Today is Religious Freedom Day on Capitol Hill, a special day dedicated to bringing greater awareness to, and understanding of, the plight of the religiously oppressed; a day to focus Congress' attention on promoting, protecting, and preserving religious freedom. Bi-partisan and bi-cameral, today's panelists, speakers, and moderators will focus on an issue relevant to members of every party, sect, and nation.
Because freedom of religion embodies the freedoms of conscience, thought, and action, it is the lodestar of all other freedoms. Thus, a discussion of its status, challenges, and protection is not merely an event we accommodate, but a discussion we welcome and embrace.
Because people everywhere desire to express their faith—or lack of faith—in a manner of their choosing, I have invited individuals and representatives from myriad faith traditions and welcome their perspectives, suggestions, and contributions.
Because the United States is the most tolerant, religiously diverse and powerful nation, it is fitting and necessary that we engage the nations by sharing our history, sharing in the plight of others, and sharing the burden in spreading freedom. I founded the Congressional Working Group on Religious Freedom in 2003 to ensure that the United States Congress remain attentive to the setbacks and victories in the religious freedom movement; Religious Freedom Day is an outgrowth and continuation of that effort.

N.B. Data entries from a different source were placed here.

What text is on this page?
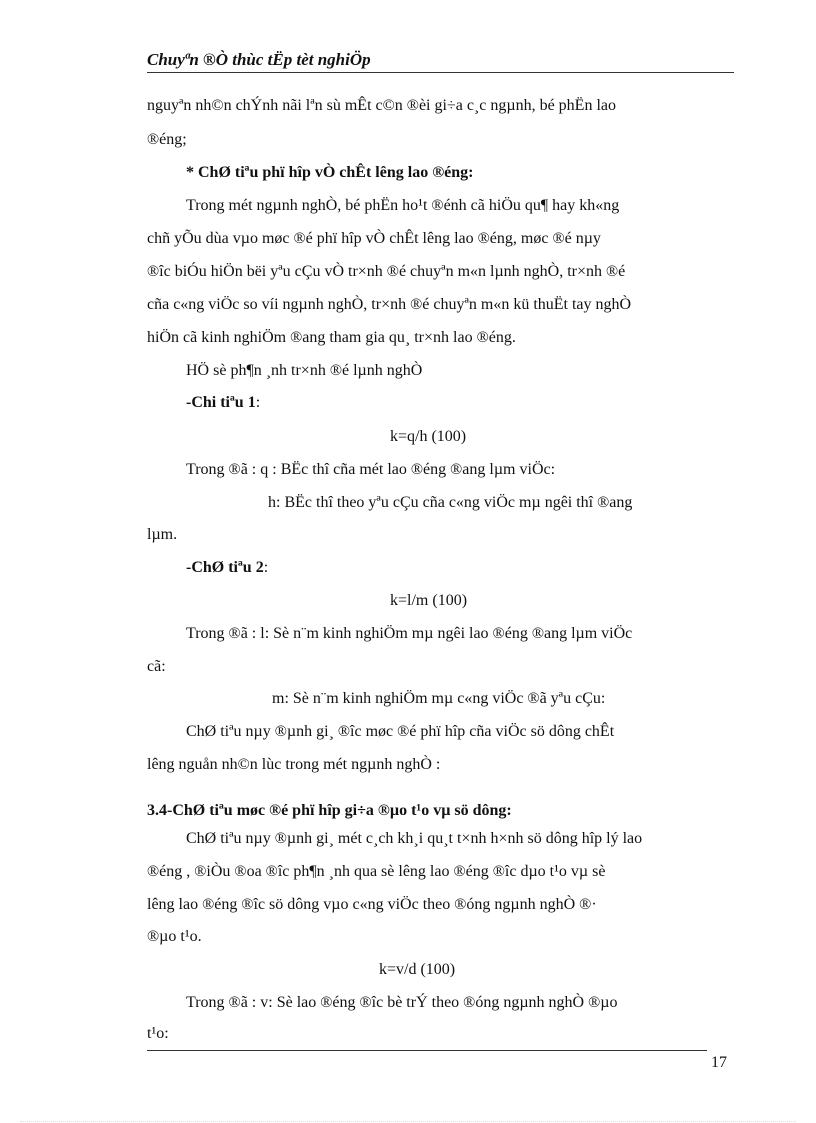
Chuyªn ®Ò thùc tËp tèt nghiÖp
nguyªn nh©n chÝnh nãi lªn sù mÊt c©n ®èi gi÷a c¸c ngµnh, bé phËn lao
®éng;
* ChØ tiªu phï hîp vÒ chÊt lêng lao ®éng:
Trong mét ngµnh nghÒ, bé phËn ho¹t ®énh cã hiÖu qu¶ hay kh«ng
chñ yÕu dùa vµo møc ®é phï hîp vÒ chÊt lêng lao ®éng, møc ®é nµy
®îc biÓu hiÖn bëi yªu cÇu vÒ tr×nh ®é chuyªn m«n lµnh nghÒ, tr×nh ®é
cña c«ng viÖc so víi ngµnh nghÒ, tr×nh ®é chuyªn m«n kü thuËt tay nghÒ
hiÖn cã kinh nghiÖm ®ang tham gia qu¸ tr×nh lao ®éng.
HÖ sè ph¶n ¸nh tr×nh ®é lµnh nghÒ
-Chi tiªu 1:
k=q/h (100)
Trong ®ã : q : BËc thî cña mét lao ®éng ®ang lµm viÖc:
h: BËc thî theo yªu cÇu cña c«ng viÖc mµ ngêi thî ®ang
lµm.
-ChØ tiªu 2:
k=l/m (100)
Trong ®ã : l: Sè n¨m kinh nghiÖm mµ ngêi lao ®éng ®ang lµm viÖc
cã:
m: Sè n¨m kinh nghiÖm mµ c«ng viÖc ®ã yªu cÇu:
ChØ tiªu nµy ®µnh gi¸ ®îc møc ®é phï hîp cña viÖc sö dông chÊt
lêng nguån nh©n lùc trong mét ngµnh nghÒ :
3.4-ChØ tiªu møc ®é phï hîp gi÷a ®µo t¹o vµ sö dông:
ChØ tiªu nµy ®µnh gi¸ mét c¸ch kh¸i qu¸t t×nh h×nh sö dông hîp lý lao
®éng , ®iÒu ®oa ®îc ph¶n ¸nh qua sè lêng lao ®éng ®îc dµo t¹o vµ sè
lêng lao ®éng ®îc sö dông vµo c«ng viÖc theo ®óng ngµnh nghÒ ®·
®µo t¹o.
k=v/d (100)
Trong ®ã : v: Sè lao ®éng ®îc bè trÝ theo ®óng ngµnh nghÒ ®µo
t¹o:
17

Today's discourse centers on three topics: religious freedom in the United States, alarming issues emerging globally, including apostasy laws, and lastly, a look around the world with an appropriately specific focus on the Middle East, where religious persecution-- joined with political oppression and aggressive militarization-- poses an especially pernicious threat to the safety of those who reside there.
Topics range from the practical-- how to protect the religious rights of Jewish students on American university campuses and Dalits in India; to the exploratory-- the United States' role in opposing anti-conversion and blasphemy laws enacted in some Muslim nations; to the once-theoretical, now inevitable-- clash between marriage rights and religious rights in United States law and society.
I have invited many members of both parties and chambers to participate in this dialogue and I am optimistic that many of my colleagues will take time to share their thoughts on these pressing subjects. In addition to my Congressional colleagues, we will be hearing from Ambassador to the United Nations, John Bolton, and Ambassador-at-Large for International Religious Freedom John Hanford, who are on the frontlines of the United States' push for freedom around the world and uniquely qualified to speak to the issues we will be addressing.
Though freedom's spread is often despairingly slow and arduous, it is the calling of our time. As President Ronald Reagan understood and President George W. Bush repeatedly articulates, freedom is not an American conception to be replicated, but a universal human desire. As long as freedom's flame burns abroad, freedom's soldiers in America will fight.
I am privileged to welcome to Capitol Hill those who have made the freedom of others the mission of their lives. I hope the Congress will heed their collective wisdom, be encouraged by their lives, and respect them enough to not merely listen politely to their recommendations, but to take the actions necessary to sustain the fight for freedom's advance.